Post
Topic
Board Altcoin Discussion
Merits 2 from 1 user
Re: The Loss That Taught Me
by
o48o
on 24/09/2025, 10:54:45 UTC
⭐ Merited by hugeblack (2)
I once held onto a coin as it dropped, convincing myself it would bounce back. Instead, it kept falling. Selling felt like failure, but holding felt worse.

That loss hurt, but it forced me to face reality: not every project recovers. Risk management isn’t just advice,it’s survival.Have you ever learned more from a loss than from a win?
I don't think there's too much to learn from this other then not putting more in then you are comfortable to lose, as there's no way of knowing if it's rising back or not. People who end up holding, and it goes back up will be seen as smart diamond hand investors, even though they wouldn't have known if they are losing their money or not.

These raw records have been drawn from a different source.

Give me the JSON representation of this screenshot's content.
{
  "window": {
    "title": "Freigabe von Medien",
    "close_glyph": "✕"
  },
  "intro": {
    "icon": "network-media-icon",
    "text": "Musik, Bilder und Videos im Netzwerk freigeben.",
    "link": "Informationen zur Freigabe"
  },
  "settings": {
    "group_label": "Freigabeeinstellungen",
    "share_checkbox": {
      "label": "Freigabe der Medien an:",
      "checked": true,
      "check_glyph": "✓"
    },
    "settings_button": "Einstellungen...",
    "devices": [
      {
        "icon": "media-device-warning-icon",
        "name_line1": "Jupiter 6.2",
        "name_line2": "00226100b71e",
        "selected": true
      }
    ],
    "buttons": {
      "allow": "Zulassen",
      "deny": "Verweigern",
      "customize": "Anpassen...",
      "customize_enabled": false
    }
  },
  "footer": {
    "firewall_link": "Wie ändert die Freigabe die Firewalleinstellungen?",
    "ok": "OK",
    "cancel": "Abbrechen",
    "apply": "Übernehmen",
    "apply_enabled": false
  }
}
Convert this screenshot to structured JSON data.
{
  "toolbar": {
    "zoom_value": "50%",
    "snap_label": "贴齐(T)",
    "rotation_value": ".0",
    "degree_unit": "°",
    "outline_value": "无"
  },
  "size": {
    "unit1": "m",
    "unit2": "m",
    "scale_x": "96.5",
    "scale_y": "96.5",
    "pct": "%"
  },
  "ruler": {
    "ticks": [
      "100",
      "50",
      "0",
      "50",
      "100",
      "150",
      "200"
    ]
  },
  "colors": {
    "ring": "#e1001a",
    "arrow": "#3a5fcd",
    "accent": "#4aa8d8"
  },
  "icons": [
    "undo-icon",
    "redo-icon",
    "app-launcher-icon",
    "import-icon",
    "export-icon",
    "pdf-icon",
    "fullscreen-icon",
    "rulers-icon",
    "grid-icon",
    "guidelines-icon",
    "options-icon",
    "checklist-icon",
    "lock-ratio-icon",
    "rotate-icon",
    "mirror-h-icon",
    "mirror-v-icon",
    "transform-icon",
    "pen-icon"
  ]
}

And let's remember that with -95% drop, you need 1900% increase to even come back where you were. So if you really think it's going up, smarter option is dollar-cost averaging. But then again, there's a change you are wrong and you are just burning more money.

I've learned that almost anything can moon or crash, and fundamentals don't always have any part in that. And that you can't trust ANYONE knowing better, unless they are manipulating markets and benefiting that way. There's nothing wrong with cutting your losses or keeping on holding, but likely with most altcoins you are going to lose by holding.

I have also learned that TA seems to be more like mass delusion and full of crystal ball readers, then people doing actual analysis (which isn't that profitable when you try to cut risks in it).

I have experience with cryptocurrencies, and i used to watch everything very closely, but people seem to think that insight is more useful then it is. I would like it to be more useful, but i don't see how it could be.